Die Feinde Galileis führen an , daß die Harmonie des alten
Weltbildes ein Gebäude von Ordnung und Schönheit sei , und daß
man wohl zögern sollte diese Harmonie zu stören.: Man sieht ,
daß hier die Sinnlichkeit , das Kunstgefühl gegen das
naturwissenschaftliche Element sich verschworen hat. - Brecht meint aber selber
daß das Theater ähnlich einem Wissenschaftler von den Gesetzen der
Gesellschaft unterrichten soll.
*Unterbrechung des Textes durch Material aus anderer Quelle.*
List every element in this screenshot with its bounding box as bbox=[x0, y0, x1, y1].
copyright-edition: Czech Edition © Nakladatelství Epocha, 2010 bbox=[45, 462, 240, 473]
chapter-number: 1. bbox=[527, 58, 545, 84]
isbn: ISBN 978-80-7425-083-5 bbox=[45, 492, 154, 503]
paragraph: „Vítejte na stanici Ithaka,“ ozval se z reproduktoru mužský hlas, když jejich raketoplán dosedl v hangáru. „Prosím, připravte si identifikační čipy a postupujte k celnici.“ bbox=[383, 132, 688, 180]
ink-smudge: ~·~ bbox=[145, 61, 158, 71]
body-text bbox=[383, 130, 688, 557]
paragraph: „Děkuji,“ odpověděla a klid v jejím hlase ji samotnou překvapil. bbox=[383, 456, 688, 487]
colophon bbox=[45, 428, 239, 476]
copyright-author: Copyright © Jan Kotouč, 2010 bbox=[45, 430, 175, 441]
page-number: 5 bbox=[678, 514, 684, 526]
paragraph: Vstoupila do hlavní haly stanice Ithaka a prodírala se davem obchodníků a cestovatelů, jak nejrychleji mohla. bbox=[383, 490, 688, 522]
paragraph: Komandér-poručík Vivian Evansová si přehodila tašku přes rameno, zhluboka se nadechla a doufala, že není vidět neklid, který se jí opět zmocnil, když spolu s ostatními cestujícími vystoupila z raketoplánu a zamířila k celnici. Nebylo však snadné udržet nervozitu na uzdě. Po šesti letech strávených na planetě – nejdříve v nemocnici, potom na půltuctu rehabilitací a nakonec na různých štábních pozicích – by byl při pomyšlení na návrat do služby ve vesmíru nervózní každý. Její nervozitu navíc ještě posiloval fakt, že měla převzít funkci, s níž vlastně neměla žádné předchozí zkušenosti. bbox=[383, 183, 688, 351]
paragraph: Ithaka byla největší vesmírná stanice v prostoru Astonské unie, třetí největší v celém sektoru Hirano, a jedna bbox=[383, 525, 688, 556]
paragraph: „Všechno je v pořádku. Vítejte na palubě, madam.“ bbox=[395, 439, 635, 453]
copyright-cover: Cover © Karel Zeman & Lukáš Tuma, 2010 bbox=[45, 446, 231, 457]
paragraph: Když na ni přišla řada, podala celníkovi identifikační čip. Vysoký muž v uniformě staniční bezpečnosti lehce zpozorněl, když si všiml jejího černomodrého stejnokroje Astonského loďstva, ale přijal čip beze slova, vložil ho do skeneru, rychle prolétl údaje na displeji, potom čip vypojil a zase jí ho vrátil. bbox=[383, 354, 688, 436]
Anhand der kirchlichen Würdenträger
sieht man den Menschen den sein Weltbild erschüttert wurde , und Brecht
meinte wohl damit seine Zuschauer . Aber er wußte auch, daß die
zerfallene Ästhetik ein Gegengewicht bräuchte welches er in der Figur
Galileis fand . Dieser ist überaus sinnlich, mit wissenschaftlichen
Schönheitssinn ausgestattet , dargestellt. Diese Sinnlichkeit war es auch
die Galilei hinderte sich zu opfern um einen lebensfeindlichen
Fortschrittspathos Platz zu gewähren.